Une tendance à la surprotection des grands groupes...

Les titulaires de noms de domaine n'hésitent pas à employer le terme de "reverse hijacking" qui caractérise les procédures abusives de récupération de noms de domaine par de grandes sociétés, en dépit des règles fondamentales du droit. Par exemple, les décisions répétées des tribunaux français d'ordonner le transfert du nom de domaine PagesJaunes.com au profit du groupe français PagesJaunes, anciennement propriété de France Télécom, ne manquent pas de surprendre. Quelle est la légitimité de la société française PagesJaunes sur un nom de domaine purement générique, enregistré trois ans avant pagesjaunes.fr par une société américaine, alors même que le terme Pages Jaunes est utilisé dans tous les pays francophones comme un synonyme du mot "annuaire ? Fort heureusement, les tribunaux français n'ont pour l'instant pas réussi à faire appliquer leur décision aux Etats-Unis, et le nom de domaine reste pour l'instant la propriété de la société Xentral.
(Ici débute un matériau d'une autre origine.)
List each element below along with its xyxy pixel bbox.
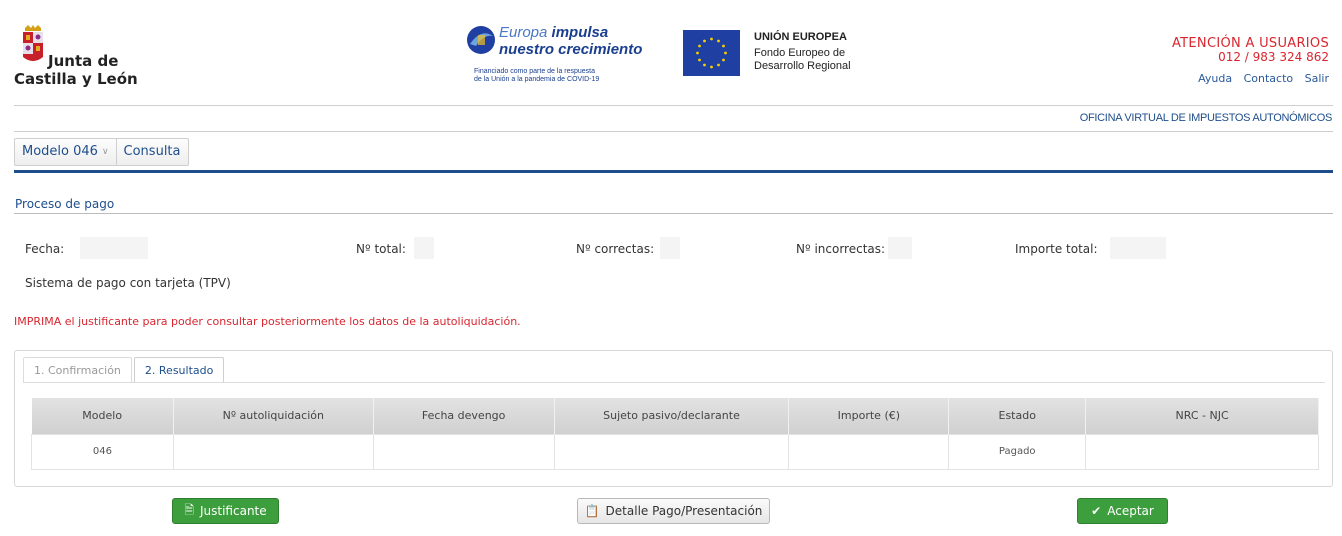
correctas-value (660, 237, 680, 259)
eu-swirl-icon (467, 26, 495, 54)
aceptar-label: Aceptar (1107, 504, 1154, 518)
aceptar-button[interactable]: ✔ Aceptar (1077, 498, 1168, 524)
menu-model-dropdown[interactable]: Modelo 046 ∨ (15, 139, 116, 165)
column-header[interactable]: Importe (€) (788, 398, 950, 434)
menu-underline (14, 170, 1333, 173)
office-divider (14, 131, 1333, 132)
column-header[interactable]: Sujeto pasivo/declarante (554, 398, 790, 434)
clipboard-icon: 📋 (584, 504, 600, 518)
column-header[interactable]: Estado (948, 398, 1087, 434)
correctas-label: Nº correctas: (576, 242, 655, 256)
print-warning: IMPRIMA el justificante para poder consu… (14, 315, 521, 328)
office-title: OFICINA VIRTUAL DE IMPUESTOS AUTONÓMICOS (1079, 112, 1333, 124)
column-header[interactable]: Modelo (31, 398, 174, 434)
document-icon: 🗎 (184, 502, 194, 517)
eu-flag-icon (683, 30, 740, 76)
europa-footnote: Financiado como parte de la respuesta de… (474, 68, 599, 84)
importe-label: Importe total: (1015, 242, 1098, 256)
main-menu: Modelo 046 ∨ Consulta (14, 138, 189, 166)
coat-of-arms-icon (23, 25, 43, 61)
header-links: Ayuda Contacto Salir (1172, 72, 1329, 85)
detalle-label: Detalle Pago/Presentación (605, 504, 763, 518)
total-label: Nº total: (356, 242, 406, 256)
europa-impulsa-logo: Europa impulsa nuestro crecimiento Finan… (466, 24, 656, 92)
help-link[interactable]: Ayuda (1198, 72, 1232, 85)
europa-footnote-line2: de la Unión a la pandemia de COVID-19 (474, 76, 600, 83)
tab-divider (23, 382, 1325, 383)
fecha-label: Fecha: (25, 242, 65, 256)
page-header: Junta de Castilla y León Europa impulsa … (0, 0, 1342, 105)
org-name-line2: Castilla y León (14, 70, 138, 88)
result-table: Modelo Nº autoliquidación Fecha devengo … (31, 398, 1319, 470)
menu-model-label: Modelo 046 (22, 144, 98, 159)
section-title: Proceso de pago (15, 197, 115, 211)
junta-castilla-leon-logo[interactable]: Junta de Castilla y León (14, 18, 144, 88)
logout-link[interactable]: Salir (1305, 72, 1329, 85)
eu-fund-text: UNIÓN EUROPEA Fondo Europeo de Desarroll… (754, 31, 851, 73)
support-title: ATENCIÓN A USUARIOS (1171, 36, 1329, 51)
incorrectas-value (888, 237, 912, 259)
org-name-line1: Junta de (48, 52, 119, 70)
tab-bar: 1. Confirmación 2. Resultado (23, 357, 226, 382)
importe-value (1110, 237, 1166, 259)
fecha-value (80, 237, 148, 259)
tab-confirmacion[interactable]: 1. Confirmación (23, 357, 132, 382)
chevron-down-icon: ∨ (101, 147, 109, 157)
table-cell: Pagado (948, 433, 1087, 470)
column-header[interactable]: NRC - NJC (1085, 398, 1319, 434)
detalle-pago-button[interactable]: 📋 Detalle Pago/Presentación (577, 498, 770, 524)
europa-word: Europa (499, 24, 548, 41)
menu-consulta[interactable]: Consulta (115, 139, 188, 165)
europa-subtitle: nuestro crecimiento (499, 41, 643, 58)
impulsa-word: impulsa (547, 24, 609, 41)
incorrectas-label: Nº incorrectas: (796, 242, 886, 256)
total-value (414, 237, 434, 259)
user-support-block: ATENCIÓN A USUARIOS 012 / 983 324 862 Ay… (1171, 36, 1329, 86)
column-header[interactable]: Fecha devengo (373, 398, 555, 434)
table-header-row: Modelo Nº autoliquidación Fecha devengo … (31, 398, 1319, 434)
tab-resultado[interactable]: 2. Resultado (133, 357, 225, 382)
table-cell (788, 433, 950, 470)
contact-link[interactable]: Contacto (1244, 72, 1294, 85)
justificante-button[interactable]: 🗎 Justificante (172, 498, 279, 524)
eu-title: UNIÓN EUROPEA (754, 31, 847, 43)
eu-fund-line2: Desarrollo Regional (754, 60, 851, 72)
section-divider (14, 213, 1333, 214)
table-cell (372, 433, 555, 470)
eu-fund-line1: Fondo Europeo de (754, 47, 846, 59)
justificante-label: Justificante (200, 504, 267, 518)
table-cell (553, 433, 790, 470)
table-cell (172, 433, 374, 470)
column-header[interactable]: Nº autoliquidación (173, 398, 374, 434)
table-row: 046 Pagado (31, 433, 1319, 470)
header-divider (14, 105, 1333, 106)
table-cell (1085, 433, 1319, 470)
support-phone: 012 / 983 324 862 (1218, 50, 1329, 64)
payment-system-text: Sistema de pago con tarjeta (TPV) (25, 276, 231, 290)
europa-title: Europa impulsa (499, 24, 608, 41)
table-cell: 046 (31, 433, 174, 470)
result-panel: 1. Confirmación 2. Resultado Modelo Nº a… (14, 350, 1333, 487)
checkmark-icon: ✔ (1091, 504, 1102, 518)
europa-footnote-line1: Financiado como parte de la respuesta (474, 68, 596, 75)
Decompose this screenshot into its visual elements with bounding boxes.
... mais un effet exécutoire essentiellement limité au territoire français

Les conditions pour qu'une décision de justice dans un pays donné soit appliquée dans un autre pays sont en effet particulièrement restrictives. Nombre de cybersquatteurs professionnels prennent ainsi des mesures pour n'être en pratique jamais inquiétés par la justice. Dans ce cas, seule la procédure UDRP sera efficace, mais elle ne pourra donner lieu au versement de dommages & intérêts.